I also worked with my team to launch Singapore’s very first accelerator programme for space startups. In two years, the programme has 37 companies from 17 countries that cover every region in the world – from the US and Europe to Japan, India and Singapore. The combined valuation of the companies stands at close to 800 US million dollars, with a CAGR of over 60%. A testament to the quality of the startups, over 38% of the portfolio is already receiving institutional investment.
The most recent is the newly established Space Faculty. This is going to be a game-changer for the industry because it is coming at the perfect time when the world is looking to space for answers to life on earth — from the Internet of Things and connectivity to climate change.
Do you have a particular memory that sticks out in your mind about any gender-based discrimination you have faced?
I have certainly been told to do, say or feel something because I am female. Perhaps it’s these seemingly little instances that are the most insidious because you often bat it away as a once-off, but eventually, they resurface.
There are so many expectations that are set for our gender and these cut across culture, ethnicity, culture and industry.
That is why I make a conscious choice as much as possible to be a supporter, mentor or champion to other women in space because it certainly is time for us to change the gender dynamic for the better.
Why is it important to have women in space?
It is well-established that diversity is an asset – in any situation. This is no different in the space sector.
The fact that we sometimes have to justify gender diversity is in and of itself a statement of a very deep, systemic imbalance.
How did your education at INSEAD help boost your career?
In the field that I work with, we deal with international partners, and I felt that it was very important to pick a programme that genuinely provided me with an international education, could teach me about cultural diversity, about the latest developments in business management and that also goes into the roots of basic business fundamentals.
I found that many of the women in my Tsinghua-INSEAD Executive MBA (TIEMBA) class had experience in leadership. We have experience in going after our visions and dreams, but felt that our knowledge perhaps was a little patchy and could benefit from a structured way of understanding the business world. That’s why I joined the programme, and many of the women I met during the TIEMBA enrolled for similar reasons.
What I realised along the journey was that the reasons men joined the programme were vastly different. There’s a lot of talk about networking, but we realised that men and women come from different places when they want to pursue some of these executive programmes.
And I want to encourage more women not to doubt their reasons for pursuing higher education, but to really go forth because they feel they need it in their professional career or even in their personal journey.
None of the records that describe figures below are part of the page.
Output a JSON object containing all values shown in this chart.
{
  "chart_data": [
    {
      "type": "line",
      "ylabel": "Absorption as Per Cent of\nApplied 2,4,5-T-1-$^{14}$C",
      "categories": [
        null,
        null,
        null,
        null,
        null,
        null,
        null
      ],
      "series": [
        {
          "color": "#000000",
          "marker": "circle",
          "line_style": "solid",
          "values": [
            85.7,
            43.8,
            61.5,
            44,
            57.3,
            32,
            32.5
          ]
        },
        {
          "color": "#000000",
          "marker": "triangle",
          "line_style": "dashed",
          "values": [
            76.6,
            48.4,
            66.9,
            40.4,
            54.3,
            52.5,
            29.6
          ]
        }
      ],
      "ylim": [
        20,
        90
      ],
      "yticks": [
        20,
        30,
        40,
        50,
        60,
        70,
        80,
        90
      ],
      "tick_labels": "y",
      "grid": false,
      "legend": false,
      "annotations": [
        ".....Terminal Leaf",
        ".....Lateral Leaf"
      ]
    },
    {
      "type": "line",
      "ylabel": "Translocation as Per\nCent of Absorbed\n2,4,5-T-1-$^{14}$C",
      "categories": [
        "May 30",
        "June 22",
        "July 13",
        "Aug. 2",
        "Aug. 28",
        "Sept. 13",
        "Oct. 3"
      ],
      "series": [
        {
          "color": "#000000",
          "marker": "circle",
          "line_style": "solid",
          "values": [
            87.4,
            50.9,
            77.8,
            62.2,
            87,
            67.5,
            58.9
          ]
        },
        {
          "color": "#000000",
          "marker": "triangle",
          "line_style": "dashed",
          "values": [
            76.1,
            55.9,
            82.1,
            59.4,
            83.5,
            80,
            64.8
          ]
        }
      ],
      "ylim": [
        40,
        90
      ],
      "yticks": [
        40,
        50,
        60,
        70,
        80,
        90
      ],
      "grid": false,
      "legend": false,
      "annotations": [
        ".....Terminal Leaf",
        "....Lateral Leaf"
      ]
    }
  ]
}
INSEAD has opened my eyes to new ways of doing business, because it is so very current with its syllabus. It has opened up new ways for me to accelerate my business, and I can say confidently that because of the TIEMBA, my team, my management, and my business has seen so many positive benefits.
What advice would you give to ambitious young women in space?
Decide the life you want and live it. You can have your cake and eat it – with the right mindset.
Don’t be constrained by concepts like “compromise” and “negotiation”. I often hear these words associated with women’s careers and family needs. We don’t hear men talking about their careers, family lives and personal passions in the same way.